For all its self contained themes, there do seem to be echoes of earlier films, such as Woody Allen’s romantic comedies. Allen’s realistic, brutal take on relationships are familiar, as well as some of his methods. In one scene, Tim and his friend are sitting on a couch behind his girlfriend, instant messaging each other while his girlfriend watches TV. The message text is shown on screen – it reminds of the scene in “Annie Hall” when Allen and Diane Keaton have a roundabout conversation while their real thoughts are shown in subtitles. In “LOL”, instead of thinking to yourself, you can broadcast your thoughts to the world while being verbally silent.
The making of “LOL” is often what the movie is about. Email was used to transfer the noiseheads. The movie was probably cut on a laptop (maybe even the one Tim describes as a “sexy machine”). Music was coordinated over phone and email while Bewersdorf was in Europe. This movie couldn’t have been made only a few years before, not only because of the technical limitations, but because many of its specifics wouldn’t have existed.
Fortunately, Swanberg and his team were able to make this film, and are now self distributing using the flip side to the same techniques. Swanberg runs a site for each of his movies, and updates the production journal section frequently. They also have myspace pages, spreading the word through friends and fans. Finally, there is “Young American Bodies”, an internet soap opera produced for the website Nerve.com. All these productions cross reference each other, in the real world as well as in the pretend one (“Young American Bodies” is the website in “LOL” where Bewersdorf finds his internet fantasy).

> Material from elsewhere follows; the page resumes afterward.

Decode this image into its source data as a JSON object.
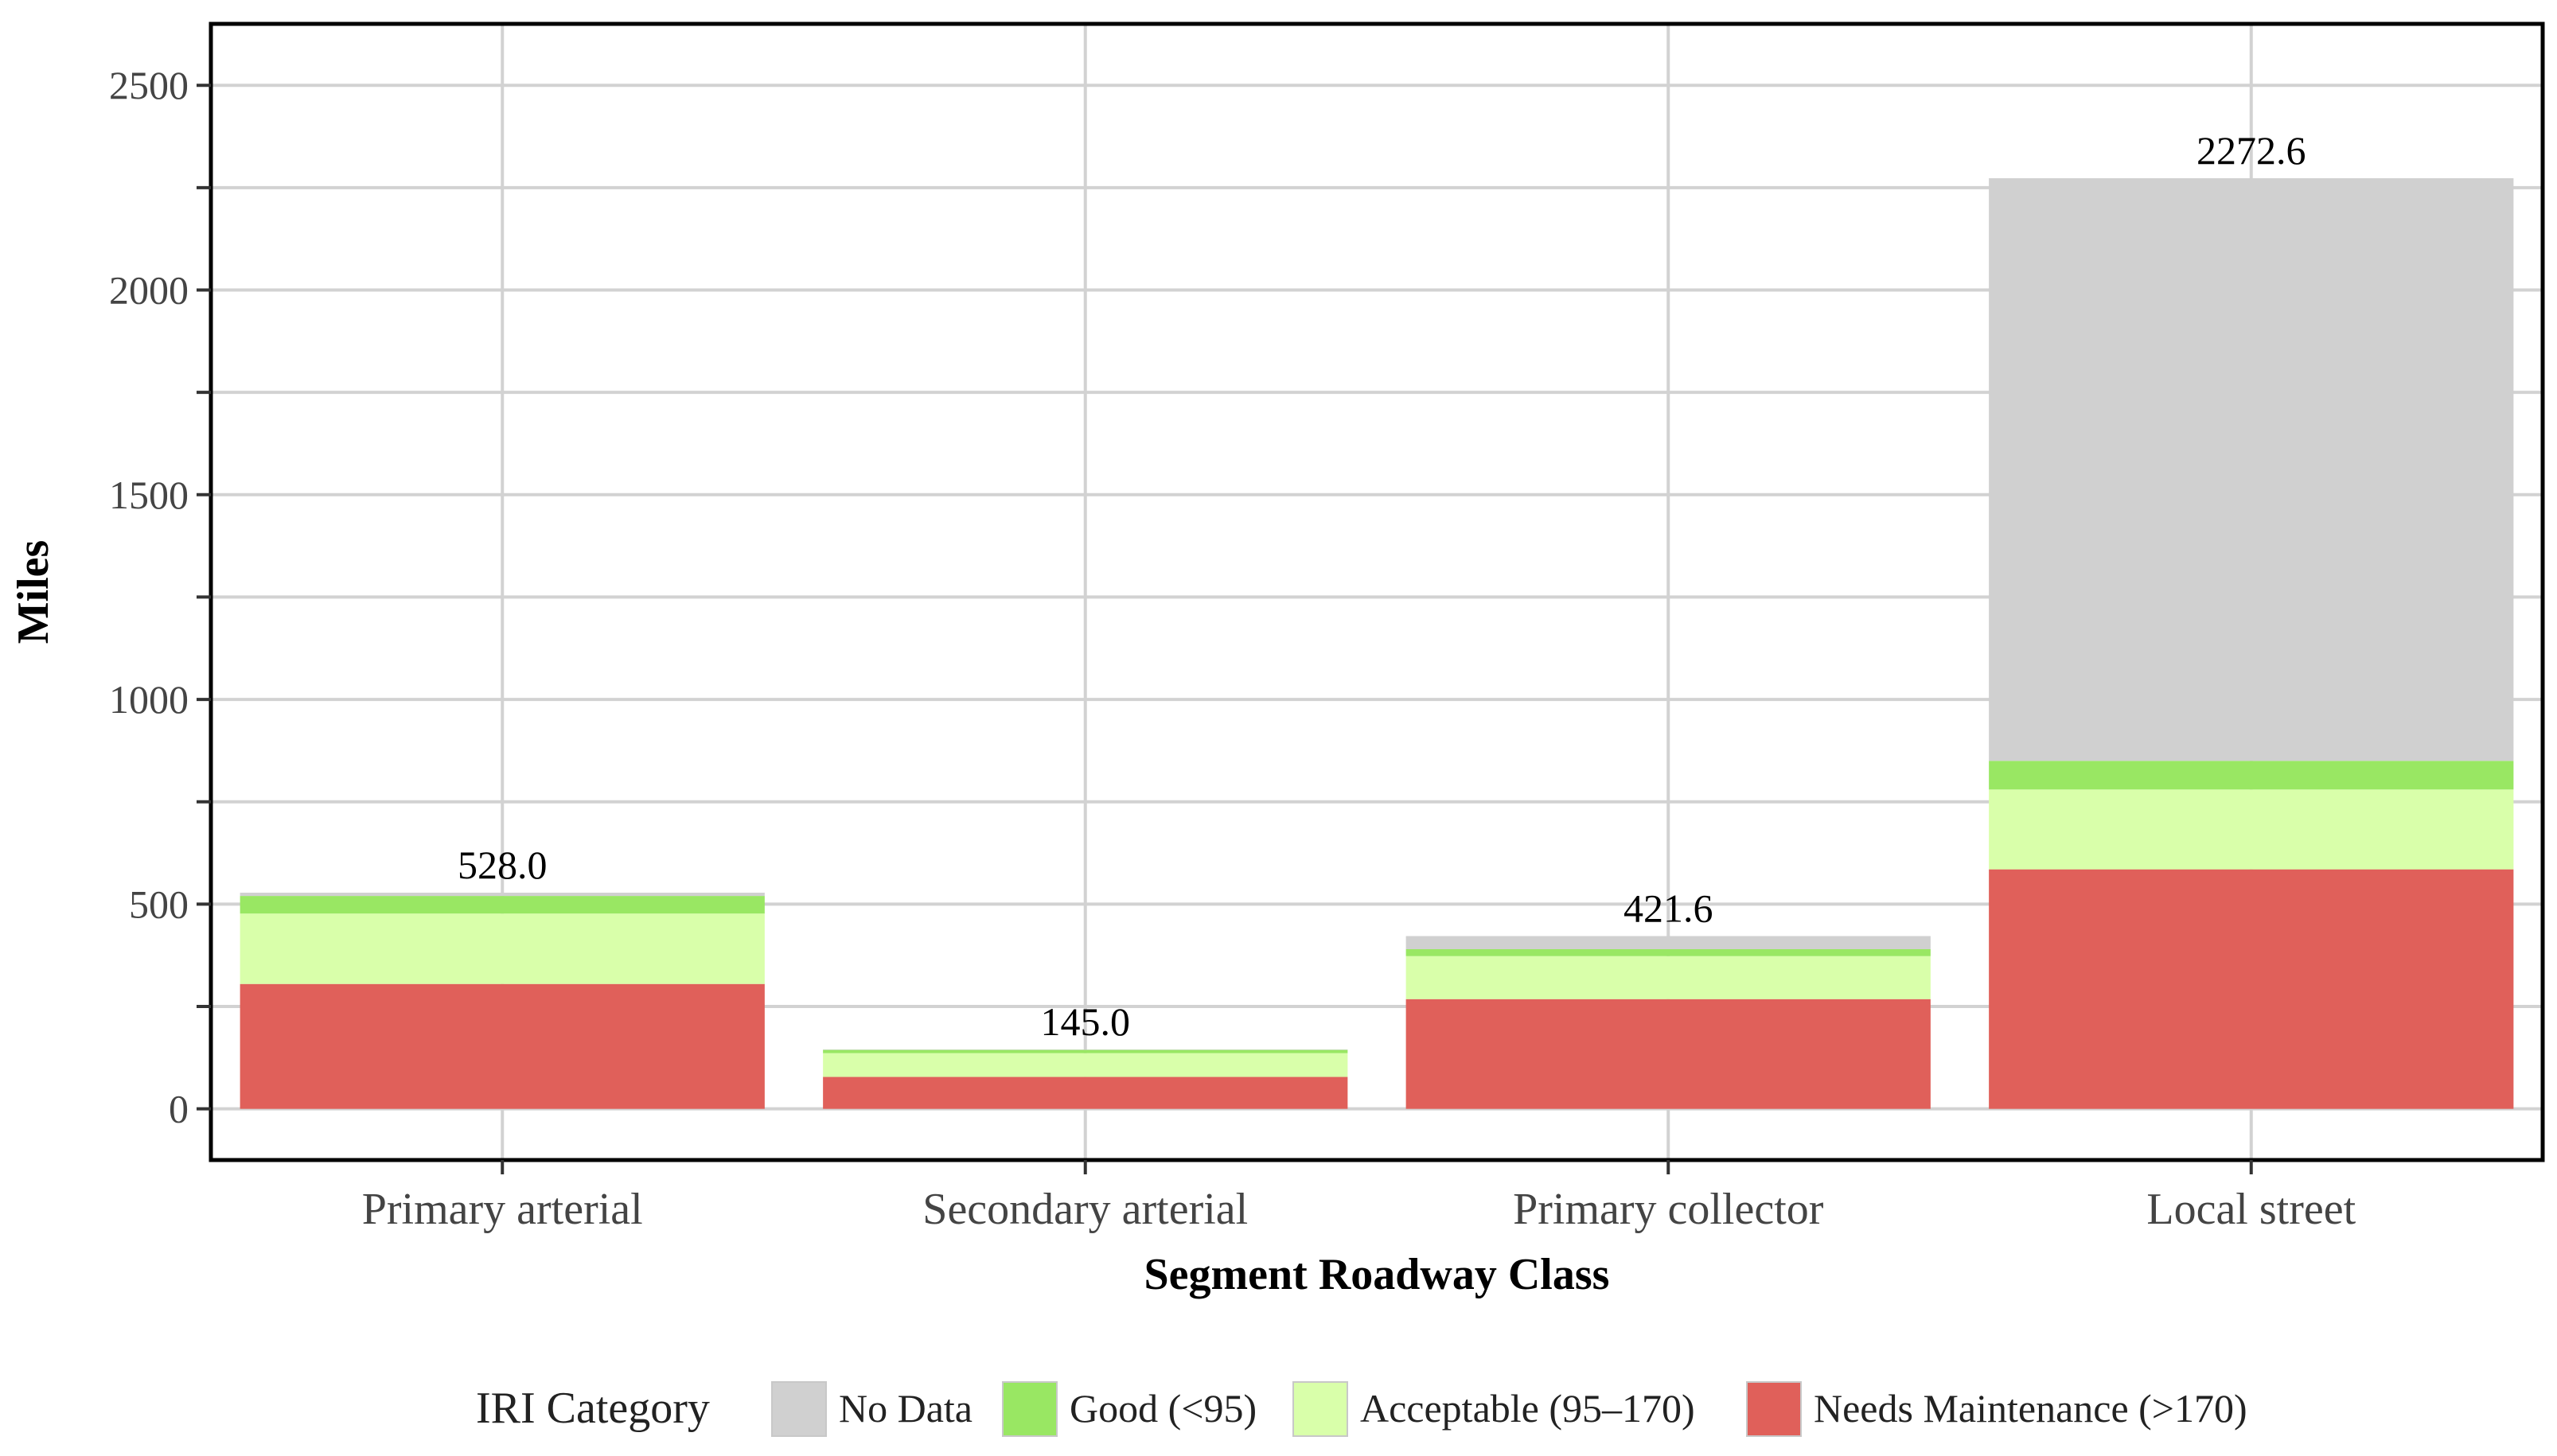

But once you absorb all the facets of LOL, what really stays with you is the characters. These people stay up late on their computers. They call each other 3 hours before an event to check availability. They login to their email constantly (Alex is shocked to learn that Newton’s character doesn’t have an internet connection, and only checks her email once a week). Through these characters, the film creates a mood that every scene serves to perpetuate. Like the best movies, you come out of the theatre in that mood, and in the characters mindsets. What did I do when I got home? Immediately checked my email of course.